Letak masalahnya dimana ?
Masalahnya adalah sikap dari sebagian kecil masyarakat Madura terhadap tanggapan Ejaan Umum Bahasa Madura yang sampai saat ini belum tuntas. Kekuatan “protes” dari elemen Madura yang kurang berdasar pada aspek linguistiknya, terutama sistem fonologisnya. Walaupun hanya sebagian kecil tidak setuju, toh Ejaan Bahasa Madura tetap terbengkalai, mati tidak mau, berkembang pun enggan. Semua itu penyebabnya adalah ketidakterimaannya antar elemen.
Kalau dibandingkan dengan bahasa Indonesia ?
Meruntut perjalanan Ejaan Bahasa Indonesia yang Disempurnakan sudah 34 tahun belum menemukan titik temu, bahkan terus direvisi, ditambah perdebatan yang tak berujung pangkal. Namun EYD tetap berjalan dan semua antar elemen bersedia mengakuinya. Ejaan Bahasa Madura baru “seumur jagung”, tetapi sudah menemukan tekanan bahkan penyiksaan. Agar “penyiksaan” tidak berkepanjangan maka diperlukan kesadaran dari berbagai pihak. Tanpa adanya kesadaran yang besar, Ejaan Bahasa Madura tidak akan menemukan titik temu. Untuk itu diperlukan pemasyarakatan melalui lomba penulisan berbahasa Madura dengan berpedoman pada Ejaan Bahasa Madura tahun 2003.
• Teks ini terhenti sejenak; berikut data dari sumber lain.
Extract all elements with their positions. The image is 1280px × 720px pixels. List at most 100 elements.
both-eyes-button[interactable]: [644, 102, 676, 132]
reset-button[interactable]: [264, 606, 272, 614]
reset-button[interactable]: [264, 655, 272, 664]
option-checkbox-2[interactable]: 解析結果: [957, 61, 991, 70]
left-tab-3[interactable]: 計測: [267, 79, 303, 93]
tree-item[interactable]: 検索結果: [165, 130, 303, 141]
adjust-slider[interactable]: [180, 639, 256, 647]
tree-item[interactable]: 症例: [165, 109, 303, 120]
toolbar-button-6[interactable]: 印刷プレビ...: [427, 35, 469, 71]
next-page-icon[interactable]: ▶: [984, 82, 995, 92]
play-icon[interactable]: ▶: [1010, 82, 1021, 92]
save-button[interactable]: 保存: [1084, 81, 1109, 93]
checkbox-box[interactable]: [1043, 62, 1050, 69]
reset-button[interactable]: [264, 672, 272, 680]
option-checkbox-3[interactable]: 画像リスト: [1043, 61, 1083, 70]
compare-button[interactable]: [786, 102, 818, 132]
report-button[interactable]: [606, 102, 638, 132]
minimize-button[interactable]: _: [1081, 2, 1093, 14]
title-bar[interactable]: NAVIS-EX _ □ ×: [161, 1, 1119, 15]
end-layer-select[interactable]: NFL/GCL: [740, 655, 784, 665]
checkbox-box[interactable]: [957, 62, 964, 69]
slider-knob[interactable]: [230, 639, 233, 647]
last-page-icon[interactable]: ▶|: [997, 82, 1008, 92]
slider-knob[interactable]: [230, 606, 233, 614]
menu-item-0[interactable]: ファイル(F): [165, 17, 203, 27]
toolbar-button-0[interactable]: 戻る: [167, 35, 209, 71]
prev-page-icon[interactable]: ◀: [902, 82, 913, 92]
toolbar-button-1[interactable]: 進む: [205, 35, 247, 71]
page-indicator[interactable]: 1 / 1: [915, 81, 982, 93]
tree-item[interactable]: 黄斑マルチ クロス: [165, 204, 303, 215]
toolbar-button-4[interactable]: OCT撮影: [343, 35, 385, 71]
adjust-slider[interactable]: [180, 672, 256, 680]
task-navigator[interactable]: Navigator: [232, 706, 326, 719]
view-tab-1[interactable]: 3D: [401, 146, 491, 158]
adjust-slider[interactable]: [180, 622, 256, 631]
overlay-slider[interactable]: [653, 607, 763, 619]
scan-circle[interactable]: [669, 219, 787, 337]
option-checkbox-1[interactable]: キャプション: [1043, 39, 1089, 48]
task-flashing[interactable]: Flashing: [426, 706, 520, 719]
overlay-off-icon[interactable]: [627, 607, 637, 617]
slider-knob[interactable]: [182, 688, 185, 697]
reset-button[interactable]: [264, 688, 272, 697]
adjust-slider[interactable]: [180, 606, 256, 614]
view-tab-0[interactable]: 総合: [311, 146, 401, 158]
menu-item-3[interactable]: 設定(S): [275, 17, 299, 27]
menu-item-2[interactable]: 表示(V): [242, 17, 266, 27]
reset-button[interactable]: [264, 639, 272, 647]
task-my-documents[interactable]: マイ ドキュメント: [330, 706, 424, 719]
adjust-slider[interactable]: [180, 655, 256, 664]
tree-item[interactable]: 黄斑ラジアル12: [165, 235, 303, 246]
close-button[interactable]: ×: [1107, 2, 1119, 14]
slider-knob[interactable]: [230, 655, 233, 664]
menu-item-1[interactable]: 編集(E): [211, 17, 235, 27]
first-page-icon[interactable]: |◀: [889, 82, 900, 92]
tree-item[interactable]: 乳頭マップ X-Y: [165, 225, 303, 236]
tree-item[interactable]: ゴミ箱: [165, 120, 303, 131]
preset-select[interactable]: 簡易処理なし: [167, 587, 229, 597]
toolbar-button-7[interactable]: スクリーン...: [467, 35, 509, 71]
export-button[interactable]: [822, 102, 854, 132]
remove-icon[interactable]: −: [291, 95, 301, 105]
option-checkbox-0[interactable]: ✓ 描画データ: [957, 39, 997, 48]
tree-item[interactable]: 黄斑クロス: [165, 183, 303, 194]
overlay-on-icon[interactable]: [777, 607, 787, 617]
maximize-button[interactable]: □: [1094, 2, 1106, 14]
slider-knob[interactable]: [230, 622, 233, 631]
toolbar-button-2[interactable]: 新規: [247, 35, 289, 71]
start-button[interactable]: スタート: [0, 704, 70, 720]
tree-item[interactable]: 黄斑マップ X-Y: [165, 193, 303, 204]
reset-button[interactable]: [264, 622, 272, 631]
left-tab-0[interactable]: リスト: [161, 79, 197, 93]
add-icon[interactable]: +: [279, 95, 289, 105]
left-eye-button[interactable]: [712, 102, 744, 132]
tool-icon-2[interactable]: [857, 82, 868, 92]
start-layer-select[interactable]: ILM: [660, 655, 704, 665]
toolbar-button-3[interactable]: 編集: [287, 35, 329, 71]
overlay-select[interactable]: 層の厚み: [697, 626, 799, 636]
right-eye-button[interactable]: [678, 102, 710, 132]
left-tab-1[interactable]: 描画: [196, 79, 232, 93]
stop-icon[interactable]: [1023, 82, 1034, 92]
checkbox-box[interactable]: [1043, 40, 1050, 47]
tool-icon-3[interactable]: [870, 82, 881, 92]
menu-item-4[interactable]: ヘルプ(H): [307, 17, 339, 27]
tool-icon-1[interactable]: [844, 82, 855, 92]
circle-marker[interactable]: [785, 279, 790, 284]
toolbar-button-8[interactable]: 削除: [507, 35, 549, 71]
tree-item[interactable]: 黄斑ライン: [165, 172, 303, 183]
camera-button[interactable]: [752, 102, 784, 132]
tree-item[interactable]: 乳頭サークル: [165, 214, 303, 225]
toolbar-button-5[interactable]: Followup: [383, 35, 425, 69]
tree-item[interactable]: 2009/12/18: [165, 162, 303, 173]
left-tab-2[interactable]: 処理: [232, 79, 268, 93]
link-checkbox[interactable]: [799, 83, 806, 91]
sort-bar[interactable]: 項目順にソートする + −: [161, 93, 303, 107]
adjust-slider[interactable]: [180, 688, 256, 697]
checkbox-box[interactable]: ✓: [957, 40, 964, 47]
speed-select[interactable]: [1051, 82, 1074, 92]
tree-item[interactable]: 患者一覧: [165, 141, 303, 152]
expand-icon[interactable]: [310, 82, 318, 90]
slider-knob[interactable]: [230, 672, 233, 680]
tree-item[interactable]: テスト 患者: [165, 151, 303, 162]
Bagaimana dengan pembakuan penulisan ?
Kaitannya dengan penulisan bahasa Madura salah satunya disebabkan oleh tidak adanya pedoman atau pembakuan bahasa Madura, seperti ejaan, tata bahasa, dana kamus bahasa Madura. Ketiga kunci itu akan berhasil jika ada penyederhanaan penulisan kata, seperti t dan d (titik bawah), agar tidak sulit dipahami, tetapi dari segi linguistik tetap diperhatikan.
Kondisi di atas apa mempunyai pengaruh atau akibat terhadap pengembangan bahasa Madura ?Dan siapa pula yang memikul tanggung jawab tersebut ?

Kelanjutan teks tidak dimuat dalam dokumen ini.